Mercier, qui écoute avec avidité, me demande :

— Vous pourriez estimer le nombre de personnes présentes ?

— Vingt mille, d’après le préfet de police.

— Vraiment ? dit le ministre, moins satisfait que je ne l’aurais escompté. Je voulais que la cérémonie eût lieu à Longchamp, vous savez ? Le champ de courses a une capacité de cinquante mille personnes.

— Et tout porte à croire qu’on l’aurait rempli, commente Boisdeffre non sans flagornerie.

— Bien sûr qu’on l’aurait rempli ! Mais le ministère de l’Intérieur craignait les risques de débordements. Alors que moi, je dis : plus vaste est la foule, plus forte sera la leçon.

Néanmoins, vingt mille personnes me paraissaient déjà beaucoup. Le bruit produit par cette foule était contenu, mais menaçant, pareil à la respiration d’un animal puissant, calme pour le moment mais susceptible de devenir dangereux à tout instant. Juste avant huit heures, un escadron de la garde républicaine fit son apparition et passa devant la foule. La bête s’agita soudain en apercevant entre les cavaliers une voiture cellulaire noire tirée par quatre chevaux. Une vague de huées déferla aussitôt. Le cortège ralentit, une grille s’ouvrit, et le véhicule flanqué de sa garde pénétra avec fracas sur les pavés de l’École.

Pendant que je regardais le cortège disparaître dans une cour intérieure, un homme qui se tenait près de moi me glissa :

— Remarquez, commandant Picquart : les Romains jetaient les chrétiens aux lions ; nous leur servons des Juifs. C’est un progrès, me semble-t-il.

Il était emmitouflé dans un pardessus au col relevé, un cache-nez gris autour du cou et sa casquette rabattue sur ses yeux. Je le reconnus d’abord à sa voix, puis au tremblement incontrôlable qui agitait son corps.

— Colonel Sandherr, le saluai-je.

— Où vous tiendrez-vous pour assister au spectacle ? m’interrogea Sandherr.

— Je n’y ai pas réfléchi.

— Joignez-vous à nous, vous serez le bienvenu.

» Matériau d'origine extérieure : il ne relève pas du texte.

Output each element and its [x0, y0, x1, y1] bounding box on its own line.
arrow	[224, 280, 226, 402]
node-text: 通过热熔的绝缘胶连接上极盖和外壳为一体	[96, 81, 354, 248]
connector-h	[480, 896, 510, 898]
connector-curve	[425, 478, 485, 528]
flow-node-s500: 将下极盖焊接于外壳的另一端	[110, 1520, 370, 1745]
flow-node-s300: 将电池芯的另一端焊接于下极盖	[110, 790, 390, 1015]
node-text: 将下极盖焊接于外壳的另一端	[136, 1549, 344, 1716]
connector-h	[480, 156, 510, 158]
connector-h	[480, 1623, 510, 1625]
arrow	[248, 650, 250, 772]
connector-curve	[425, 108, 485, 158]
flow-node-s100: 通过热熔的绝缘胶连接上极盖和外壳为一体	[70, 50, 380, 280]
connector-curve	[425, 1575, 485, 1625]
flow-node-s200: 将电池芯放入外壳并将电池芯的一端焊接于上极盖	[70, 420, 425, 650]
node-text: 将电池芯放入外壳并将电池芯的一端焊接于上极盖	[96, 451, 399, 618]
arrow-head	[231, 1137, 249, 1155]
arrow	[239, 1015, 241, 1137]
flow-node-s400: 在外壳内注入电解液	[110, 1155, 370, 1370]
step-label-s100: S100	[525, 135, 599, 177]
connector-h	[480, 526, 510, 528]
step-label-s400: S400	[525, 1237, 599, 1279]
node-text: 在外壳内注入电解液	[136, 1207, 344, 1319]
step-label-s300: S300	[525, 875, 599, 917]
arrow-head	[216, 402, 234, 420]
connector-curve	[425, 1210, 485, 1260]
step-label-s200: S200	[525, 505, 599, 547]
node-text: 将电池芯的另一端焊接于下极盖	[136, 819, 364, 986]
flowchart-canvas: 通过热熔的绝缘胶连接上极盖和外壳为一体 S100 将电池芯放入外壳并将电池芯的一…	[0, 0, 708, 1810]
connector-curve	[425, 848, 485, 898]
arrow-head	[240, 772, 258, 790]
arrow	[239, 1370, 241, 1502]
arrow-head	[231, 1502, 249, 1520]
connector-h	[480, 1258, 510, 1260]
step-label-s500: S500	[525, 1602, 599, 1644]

— Ce serait un honneur. Mais je dois d’abord vérifier que tout se déroule conformément aux instructions du ministre.

— Nous serons là-bas lorsque vous vous serez acquitté de vos obligations, me dit-il en désignant d’une main tremblante l’autre côté de la cour Morland. Vous aurez une vue imprenable.

Mes obligations ! Je me demande, en y repensant, si ce n’était pas du sarcasme. Je me rendis au bureau de l’adjudant de garnison, où le prisonnier se trouvait sous la surveillance du capitaine Lebrun-Renault, de la garde républicaine. Je n’avais nulle envie de revoir le condamné. Je l’avais eu comme élève dans ce même bâtiment. Je n’avais rien à lui dire ; je n’éprouvais rien pour lui ; j’aurais voulu qu’il ne fût jamais né et j’aurais aimé qu’il fût parti de Paris, de France, d’Europe. Un soldat alla me chercher Lebrun-Renault. Le capitaine, grand gaillard rougeaud, un peu chevalin — davantage un policier qu’un soldat —, vint me faire son rapport :

— Le traître est nerveux, mais calme. Je ne crois pas qu’il provoquera le moindre trouble. Les boutons et galons de son uniforme ne tiennent plus qu’à un fil et la lame de son sabre a été entaillée afin qu’elle se brise plus facilement. Rien n’a été laissé au hasard. S’il essaie de faire une déclaration, le général Darras lancera un signal, et l’orchestre se mettra à jouer pour noyer sa voix.